B.7. Dans l'exercice de leurs compétences, les régions peuvent confier certaines missions à des autorités administratives et régler la manière dont ces missions doivent être accomplies. Elles peuvent apporter des limitations au droit de propriété lorsqu'elles opèrent dans le cadre d'une matière qui leur a été transférée. Les régions peuvent aussi procéder à des expropriations en vertu de l'article 79, § 1er, de la loi spéciale du 8 août 1980.
B.8. Le champ d'application du décret attaqué n'excède pas la matière des cours d'eau non navigables et de leurs berges, pour lesquels la Région wallonne est compétente. La mise en œuvre d'une politique intégrée des cours d'eau non navigables telle qu'elle a été adoptée par le législateur décrétal implique que des limites soient apportées à l'exercice du droit de propriété sur les cours d'eau concernés. Ainsi, le droit de gestion publique instauré par les dispositions attaquées prévoit un partage des tâches entre le gestionnaire et les propriétaires riverains en ce qui concerne la réalisation de travaux. En outre, le décret du 4 octobre 2018 confirme la présomption de propriété au bénéfice du gestionnaire public qui était déjà contenue dans la loi du 28 décembre 1967 « relative aux cours d'eau non navigables ». Ces mesures n'entraînent pas une modification du droit de propriété tel qu'il est défini par le Code civil.
B.9. Il découle de ce qui précède que les dispositions attaquées sont conformes aux règles répartitrices de compétences visées au moyen.
B.10. Dès lors que la Région wallonne est compétente pour adopter les dispositions attaquées, la Cour ne doit pas examiner le moyen en ce qu'il est pris de la violation de l'article 10 de la loi spéciale du 8 août 1980.
B.11. Le premier moyen, en sa première branche, n'est pas fondé.
Seconde branche
B.12. Dans une seconde branche, la partie requérante, partant du constat que la définition nouvelle du lit mineur du cours d'eau non navigable est assimilable à une expropriation, soutient que la Région wallonne a outrepassé sa compétence en matière d'expropriation, dès lors qu'elle ne peut procéder à des expropriations dans une matière résiduelle de l'autorité fédérale.
B.13. La question de savoir si la Région wallonne a agi dans le cadre de ses compétences en matière d'expropriation suppose l'examen préalable de la qualification des dispositions attaquées comme constituant une privation de propriété. Dès lors que cette question se confond avec la première branche du deuxième moyen, la Cour les examine conjointement.

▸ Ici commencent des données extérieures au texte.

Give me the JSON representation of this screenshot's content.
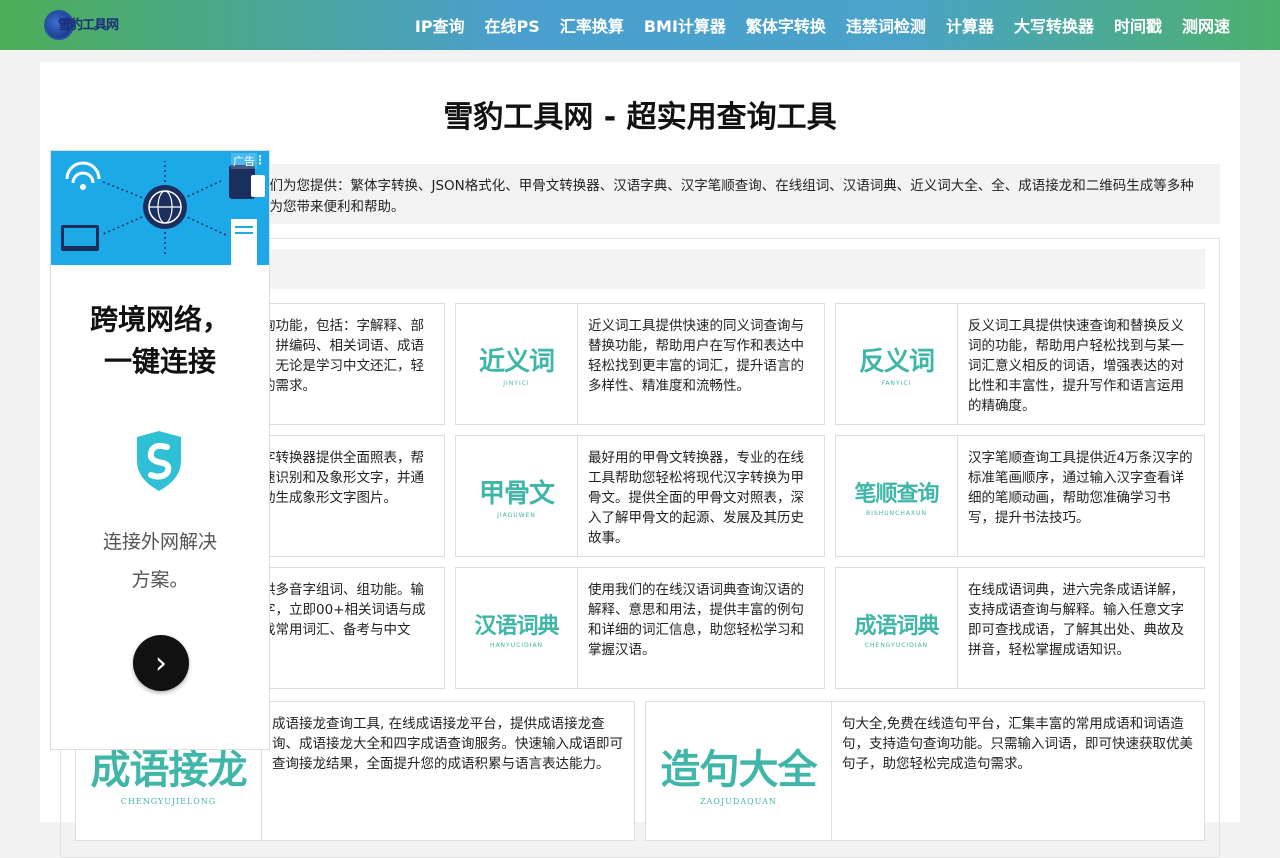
{
  "header": {
    "logo_text": "雪豹工具网",
    "nav": [
      "IP查询",
      "在线PS",
      "汇率换算",
      "BMI计算器",
      "繁体字转换",
      "违禁词检测",
      "计算器",
      "大写转换器",
      "时间戳",
      "测网速"
    ]
  },
  "main": {
    "title": "雪豹工具网 - 超实用查询工具",
    "intro": "提供便捷的在线查询服务。我们为您提供：繁体字转换、JSON格式化、甲骨文转换器、汉语字典、汉字笔顺查询、在线组词、汉语词典、近义词大全、全、成语接龙和二维码生成等多种工具，我们希望这些工具能够为您带来便利和帮助。",
    "cards": [
      {
        "thumb": "",
        "thumb_sub": "",
        "desc": "的详细查询功能，包括：字解释、部首、笔画、拼编码、相关词语、成语组翻译等。无论是学习中文还汇，轻松满足您的需求。"
      },
      {
        "thumb": "近义词",
        "thumb_sub": "JINYICI",
        "desc": "近义词工具提供快速的同义词查询与替换功能，帮助用户在写作和表达中轻松找到更丰富的词汇，提升语言的多样性、精准度和流畅性。"
      },
      {
        "thumb": "反义词",
        "thumb_sub": "FANYICI",
        "desc": "反义词工具提供快速查询和替换反义词的功能，帮助用户轻松找到与某一词汇意义相反的词语，增强表达的对比性和丰富性，提升写作和语言运用的精确度。"
      },
      {
        "thumb": "",
        "thumb_sub": "",
        "desc": "及象形文字转换器提供全面照表，帮助用户快速识别和及象形文字，并通过输入现动生成象形文字图片。"
      },
      {
        "thumb": "甲骨文",
        "thumb_sub": "JIAGUWEN",
        "desc": "最好用的甲骨文转换器，专业的在线工具帮助您轻松将现代汉字转换为甲骨文。提供全面的甲骨文对照表，深入了解甲骨文的起源、发展及其历史故事。"
      },
      {
        "thumb": "笔顺查询",
        "thumb_sub": "BISHUNCHAXUN",
        "desc": "汉字笔顺查询工具提供近4万条汉字的标准笔画顺序，通过输入汉字查看详细的笔顺动画，帮助您准确学习书写，提升书法技巧。"
      },
      {
        "thumb": "",
        "thumb_sub": "",
        "desc": "工具，提供多音字组词、组功能。输入任意汉字，立即00+相关词语与成语，帮查找常用词汇、备考与中文"
      },
      {
        "thumb": "汉语词典",
        "thumb_sub": "HANYUCIDIAN",
        "desc": "使用我们的在线汉语词典查询汉语的解释、意思和用法，提供丰富的例句和详细的词汇信息，助您轻松学习和掌握汉语。"
      },
      {
        "thumb": "成语词典",
        "thumb_sub": "CHENGYUCIDIAN",
        "desc": "在线成语词典，进六完条成语详解，支持成语查询与解释。输入任意文字即可查找成语，了解其出处、典故及拼音，轻松掌握成语知识。"
      }
    ],
    "wide_cards": [
      {
        "thumb": "成语接龙",
        "thumb_sub": "CHENGYUJIELONG",
        "desc": "成语接龙查询工具, 在线成语接龙平台，提供成语接龙查询、成语接龙大全和四字成语查询服务。快速输入成语即可查询接龙结果，全面提升您的成语积累与语言表达能力。"
      },
      {
        "thumb": "造句大全",
        "thumb_sub": "ZAOJUDAQUAN",
        "desc": "句大全,免费在线造句平台，汇集丰富的常用成语和词语造句，支持造句查询功能。只需输入词语，即可快速获取优美句子，助您轻松完成造句需求。"
      }
    ]
  },
  "ad": {
    "label": "广告",
    "headline": "跨境网络，一键连接",
    "sub": "连接外网解决方案。",
    "button_icon": "›"
  }
}
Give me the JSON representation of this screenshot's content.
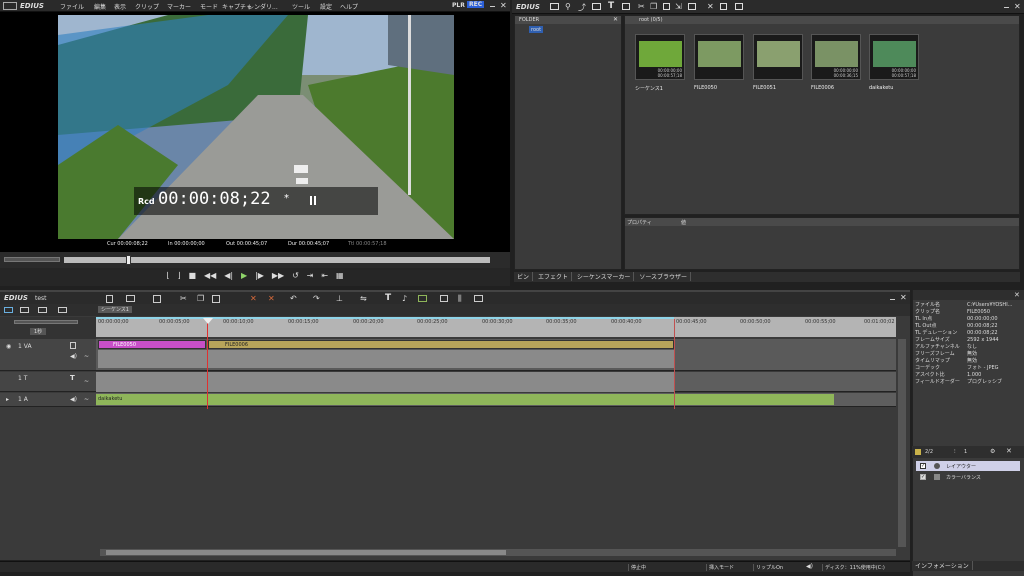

En ce qui concerne le deuxième moyen
B.14. Le deuxième moyen est pris de la violation, par les articles 6, 10, 24, 32 et 36 du décret du 4 octobre 2018, de l'article 16 de la Constitution, lu en combinaison avec l'article 1er du Premier Protocole additionnel à la Convention européenne des droits de l'homme, et de l'article 79 de la loi spéciale du 8 août 1980.
B.15.1. Le Gouvernement flamand soulève l'irrecevabilité partielle du moyen en ce que celui-ci porte sur l'article 10 du décret du 4 octobre 2018, qui ne fait qu'énoncer des objectifs généraux et ne peut en aucun cas être analysé comme affectant le droit de propriété.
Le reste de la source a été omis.